トッテナムの降格争いは最終節へ…チェルシーに1-2敗戦で残留確定ならず

イングランド

結末は5月25日に持ち越し

2025-26プレミアリーグ第37節、スタンフォード・ブリッジで行われたロンドンダービー。トッテナム・ホットスパーはチェルシーに1-2で敗れ、プレミアリーグ残留の行方は最終節(第38節)まで持ち越しとなった。引き分けでも残留がほぼ確定する状況でアウェーに乗り込んだデ・ゼルビ監督のチームは、後半に猛攻を見せたものの及ばなかった。

試合経過

序盤はトッテナムが積極的な入りを見せた。前半早々にマティス・テルのヘディングがポストを直撃するなど惜しい場面を作ったが、先制点を奪えなかった。

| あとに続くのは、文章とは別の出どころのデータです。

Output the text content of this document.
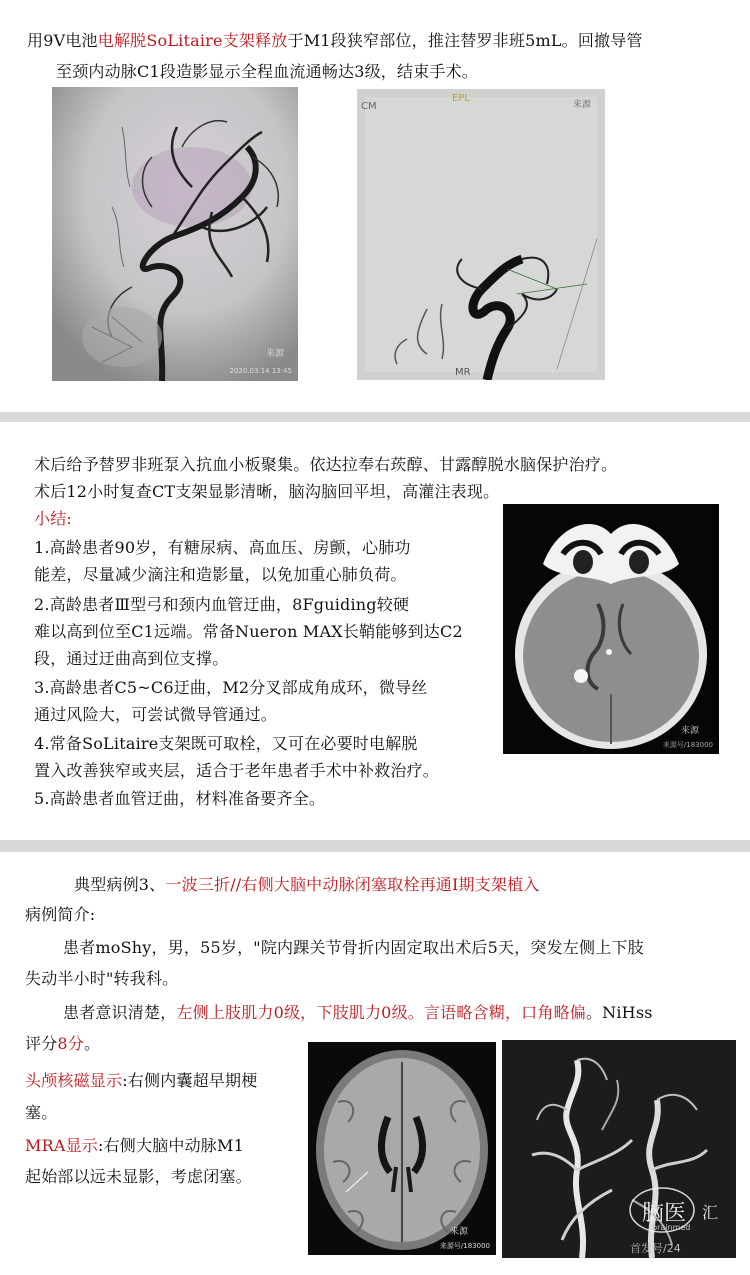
用9V电池电解脱SoLitaire支架释放于M1段狭窄部位，推注替罗非班5mL。回撤导管
至颈内动脉C1段造影显示全程血流通畅达3级，结束手术。
来源
2020.03.14 13:45
EPL
CM
MR
来源
术后给予替罗非班泵入抗血小板聚集。依达拉奉右莰醇、甘露醇脱水脑保护治疗。
术后12小时复查CT支架显影清晰，脑沟脑回平坦，高灌注表现。
小结:
1.高龄患者90岁，有糖尿病、高血压、房颤，心肺功
能差，尽量减少滴注和造影量，以免加重心肺负荷。
2.高龄患者Ⅲ型弓和颈内血管迂曲，8Fguiding较硬
难以高到位至C1远端。常备Nueron MAX长鞘能够到达C2
段，通过迂曲高到位支撑。
3.高龄患者C5~C6迂曲，M2分叉部成角成环，微导丝
通过风险大，可尝试微导管通过。
4.常备SoLitaire支架既可取栓，又可在必要时电解脱
置入改善狭窄或夹层，适合于老年患者手术中补救治疗。
5.高龄患者血管迂曲，材料准备要齐全。
来源
来源号/183000
典型病例3、一波三折//右侧大脑中动脉闭塞取栓再通Ⅰ期支架植入
病例简介:
患者moShy，男，55岁，"院内踝关节骨折内固定取出术后5天，突发左侧上下肢
失动半小时"转我科。
患者意识清楚，左侧上肢肌力0级，下肢肌力0级。言语略含糊，口角略偏。NiHss
评分8分。
头颅核磁显示:右侧内囊超早期梗
塞。
MRA显示:右侧大脑中动脉M1
起始部以远未显影，考虑闭塞。
来源
来源号/183000
脑医 汇
brainmed
首发号/24
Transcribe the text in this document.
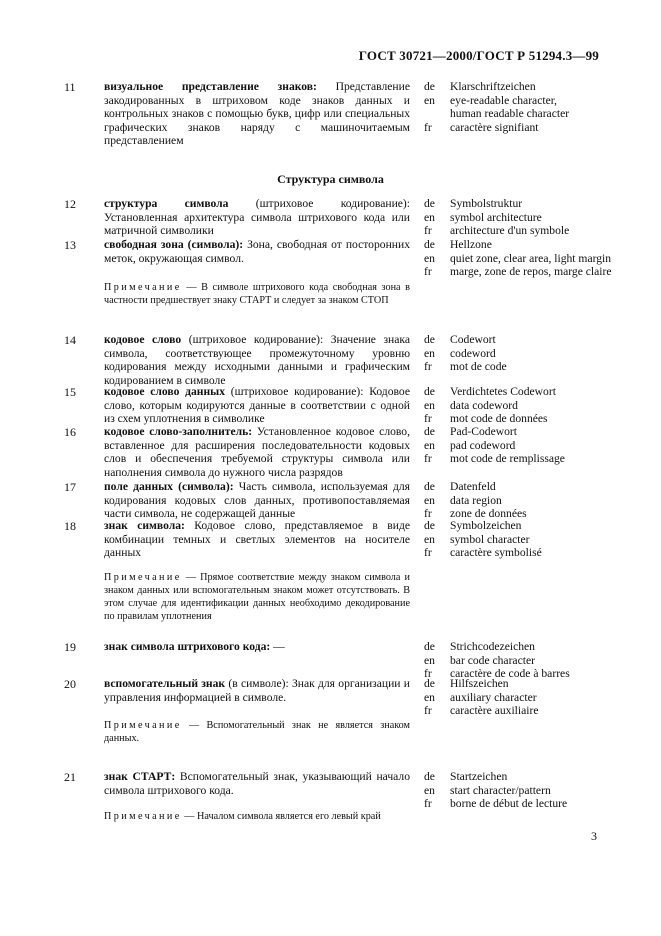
ГОСТ 30721—2000/ГОСТ Р 51294.3—99
Структура символа
3
11 визуальное представление знаков: Представление закодированных в штриховом коде знаков данных и контрольных знаков с помощью букв, цифр или специальных графических знаков наряду с машиночитаемым представлением
de	Klarschriftzeichen
en	eye-readable character,
human readable character
fr	caractère signifiant
12 структура символа (штриховое кодирование): Установленная архитектура символа штрихового кода или матричной символики
de	Symbolstruktur
en	symbol architecture
fr	architecture d'un symbole
13 свободная зона (символа): Зона, свободная от посторонних меток, окружающая символ.
de	Hellzone
en	quiet zone, clear area, light margin
fr	marge, zone de repos, marge claire
Примечание — В символе штрихового кода свободная зона в частности предшествует знаку СТАРТ и следует за знаком СТОП
14 кодовое слово (штриховое кодирование): Значение знака символа, соответствующее промежуточному уровню кодирования между исходными данными и графическим кодированием в символе
de	Codewort
en	codeword
fr	mot de code
15 кодовое слово данных (штриховое кодирование): Кодовое слово, которым кодируются данные в соответствии с одной из схем уплотнения в символике
de	Verdichtetes Codewort
en	data codeword
fr	mot code de données
16 кодовое слово-заполнитель: Установленное кодовое слово, вставленное для расширения последовательности кодовых слов и обеспечения требуемой структуры символа или наполнения символа до нужного числа разрядов
de	Pad-Codewort
en	pad codeword
fr	mot code de remplissage
17 поле данных (символа): Часть символа, используемая для кодирования кодовых слов данных, противопоставляемая части символа, не содержащей данные
de	Datenfeld
en	data region
fr	zone de données
18 знак символа: Кодовое слово, представляемое в виде комбинации темных и светлых элементов на носителе данных
de	Symbolzeichen
en	symbol character
fr	caractère symbolisé
Примечание — Прямое соответствие между знаком символа и знаком данных или вспомогательным знаком может отсутствовать. В этом случае для идентификации данных необходимо декодирование по правилам уплотнения
19 знак символа штрихового кода: —	de	Strichcodezeichen
en	bar code character
fr	caractère de code à barres
20 вспомогательный знак (в символе): Знак для организации и управления информацией в символе.
de	Hilfszeichen
en	auxiliary character
fr	caractère auxiliaire
Примечание — Вспомогательный знак не является знаком данных.
21 знак СТАРТ: Вспомогательный знак, указывающий начало символа штрихового кода.
de	Startzeichen
en	start character/pattern
fr	borne de début de lecture
Примечание — Началом символа является его левый край
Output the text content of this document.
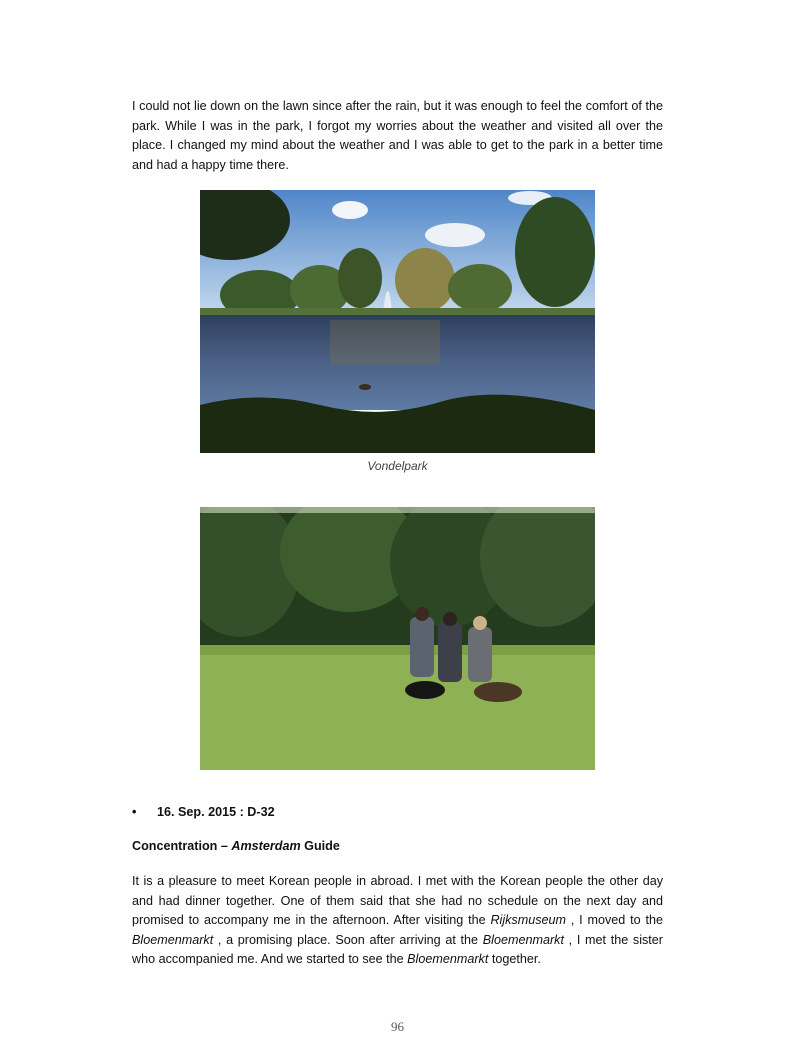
I could not lie down on the lawn since after the rain, but it was enough to feel the comfort of the park. While I was in the park, I forgot my worries about the weather and visited all over the place. I changed my mind about the weather and I was able to get to the park in a better time and had a happy time there.

Vondelpark
• 16. Sep. 2015 : D-32
Concentration – Amsterdam Guide

It is a pleasure to meet Korean people in abroad. I met with the Korean people the other day and had dinner together. One of them said that she had no schedule on the next day and promised to accompany me in the afternoon. After visiting the Rijksmuseum , I moved to the Bloemenmarkt , a promising place. Soon after arriving at the Bloemenmarkt , I met the sister who accompanied me. And we started to see the Bloemenmarkt together.

96
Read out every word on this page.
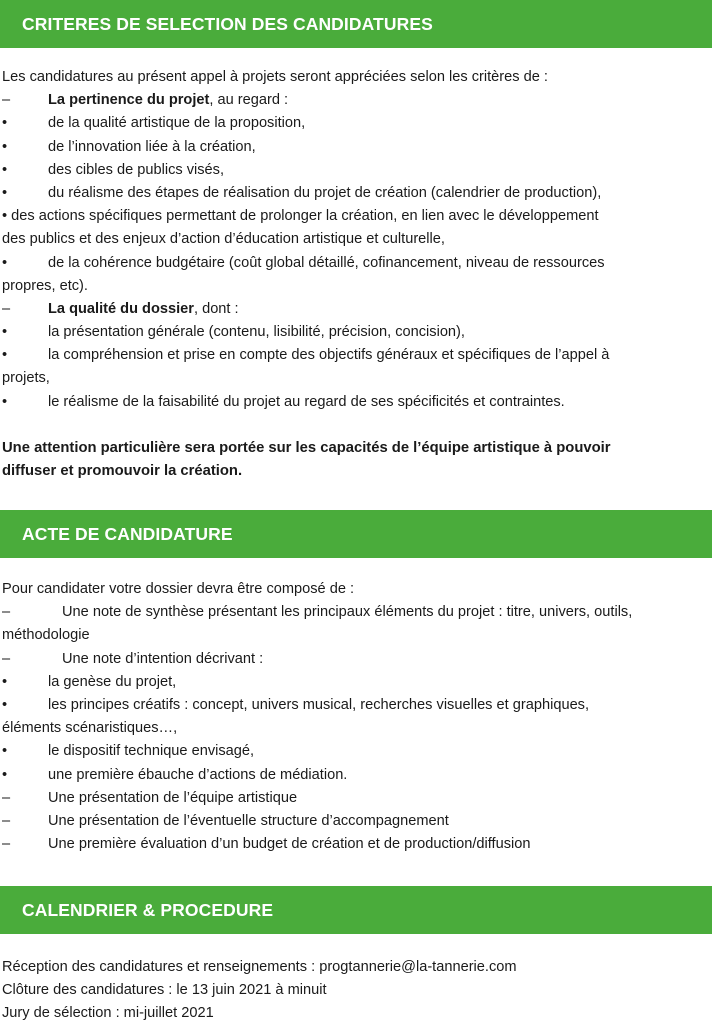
CRITERES DE SELECTION DES CANDIDATURES
Les candidatures au présent appel à projets seront appréciées selon les critères de :
–	La pertinence du projet, au regard :
•	de la qualité artistique de la proposition,
•	de l’innovation liée à la création,
•	des cibles de publics visés,
•	du réalisme des étapes de réalisation du projet de création (calendrier de production),
• des actions spécifiques permettant de prolonger la création, en lien avec le développement
des publics et des enjeux d’action d’éducation artistique et culturelle,
•	de la cohérence budgétaire (coût global détaillé, cofinancement, niveau de ressources
propres, etc).
–	La qualité du dossier, dont :
•	la présentation générale (contenu, lisibilité, précision, concision),
•	la compréhension et prise en compte des objectifs généraux et spécifiques de l’appel à
projets,
•	le réalisme de la faisabilité du projet au regard de ses spécificités et contraintes.
Une attention particulière sera portée sur les capacités de l’équipe artistique à pouvoir
diffuser et promouvoir la création.
ACTE DE CANDIDATURE
Pour candidater votre dossier devra être composé de :
–	Une note de synthèse présentant les principaux éléments du projet : titre, univers, outils,
méthodologie
–	Une note d’intention décrivant :
•	la genèse du projet,
•	les principes créatifs : concept, univers musical, recherches visuelles et graphiques,
éléments scénaristiques…,
•	le dispositif technique envisagé,
•	une première ébauche d’actions de médiation.
–	Une présentation de l’équipe artistique
–	Une présentation de l’éventuelle structure d’accompagnement
–	Une première évaluation d’un budget de création et de production/diffusion
CALENDRIER & PROCEDURE
Réception des candidatures et renseignements : progtannerie@la-tannerie.com
Clôture des candidatures : le 13 juin 2021 à minuit
Jury de sélection : mi-juillet 2021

18分、エンソ・フェルナンデスがペドロ・ネトのパスを受けてペナルティエリア外から見事なカーブで右上隅に決め、チェルシーが先制。後半67分にはアンドレイ・サントスが左足でダメ押しとなる2点目を叩き込み、勝負の行方を大きく傾けた。

74分、トッテナムは交代出場のパペ・マタル・サールのかかとパスからリシャルリソンが押し込み1点を返した。終盤にはジェームズ・マディソンやコナー・ギャラガーにも決定機が訪れたが、いずれも決め切れず。チェルシーが2-1で逃げ切った。

データが示す「内容と結果の乖離」

Sofascoreの集計によると、ポゼッションはトッテナムが56%と上回り、xG(期待ゴール値)もスパーズの1.72に対してチェルシーは0.63と、数字の上では内容でトッテナムが圧倒していた。ビッグチャンスもスパーズが5回、チェルシーがわずか1回という極端な差があった。

シュート数は両チームとも9本で並んでいたが、チェルシーは4本が枠内に収まり2ゴール。対してトッテナムは枠内シュートが3本で1ゴールと、「決め切れない」という今季を象徴するような試合だった。

エンソ・フェルナンデスはゴール、アシスト、2本のキーパス、さらにポストを叩くシュートを記録してSofascoreレーティング8.7の高評価。アンドレイ・サントスも39本全パス成功、タックル5/5全成功という圧巻のスタッツを残した。

デ・ゼルビ体制が抱える根本的課題

4月中旬にロベルト・デ・ゼルビが新監督に就任してからも、トッテナムの状況は好転していない。就任直後にはキャプテンのクリスティアン・ロメロが膝の重傷でシーズン絶望となるアクシデントにも見舞われ、守備の再構築という難題を突きつけられた。

デ・ゼルビ体制での初勝利は4月25日のウルヴァーハンプトン戦(1-0)まで持ち越された。ポゼッションとxGの数字は改善の兆しを見せているが、ビッグチャンスを次々と逃す決定力不足は今なお解消されていない。この試合でも「内容では負けていない」という評価は出るが、残留争いでは結果だけが問われる。

生死を分ける最終節の構図

第37節終了時点で、17位トッテナムと18位ウェストハムの勝ち点差は2。最終節のマッチアップは以下の通りだ。

  • トッテナム(17位):ホームでエヴァートンと対戦(5月25日)
  • ウェストハム(18位):アウェーでリーズと対戦(5月25日)

トッテナムが勝利すれば自力残留が確定する。引き分けの場合はウェストハムの結果次第となる。敗戦の場合、ウェストハムが引き分け以上の結果を出せばトッテナムの降格が決定する。

1977年以来、実に48年ぶりの2部降格という歴史的な屈辱を避けられるかどうか、最終節での勝利が絶対条件に近い状況だ。降格した場合の財務的損失はBBCの試算で最大2億6100万ポンド(約552億円)に上るとも試算されており、クラブの存在を揺るがす一戦となる。

敵チェルシーのモチベーションも無視できない

チェルシーにとっても最終節は無関係ではない。この試合の勝利でヨーロッパリーグ出場権圏内争いにまだ望みをつないでおり、5月25日のホーム最終戦にも強いモチベーションをもって臨んでくる。一方で、チェルシーはFAカップ決勝でマンチェスター・シティに敗れたばかりで、この試合の勝利がシーズン最終節に向けた一定の勢いを与えた形だ。

エヴァートンとトッテナムの一戦は、数字だけ見ればスパーズ有利に見えるかもしれない。しかし今季のトッテナムは「内容が良くても勝てない」試合を何度も繰り返してきた。5月25日、トッテナム・ホットスパー・スタジアムに4万6000人を超えるサポーターが詰めかける中で、この呪縛を断ち切れるかが問われることになる。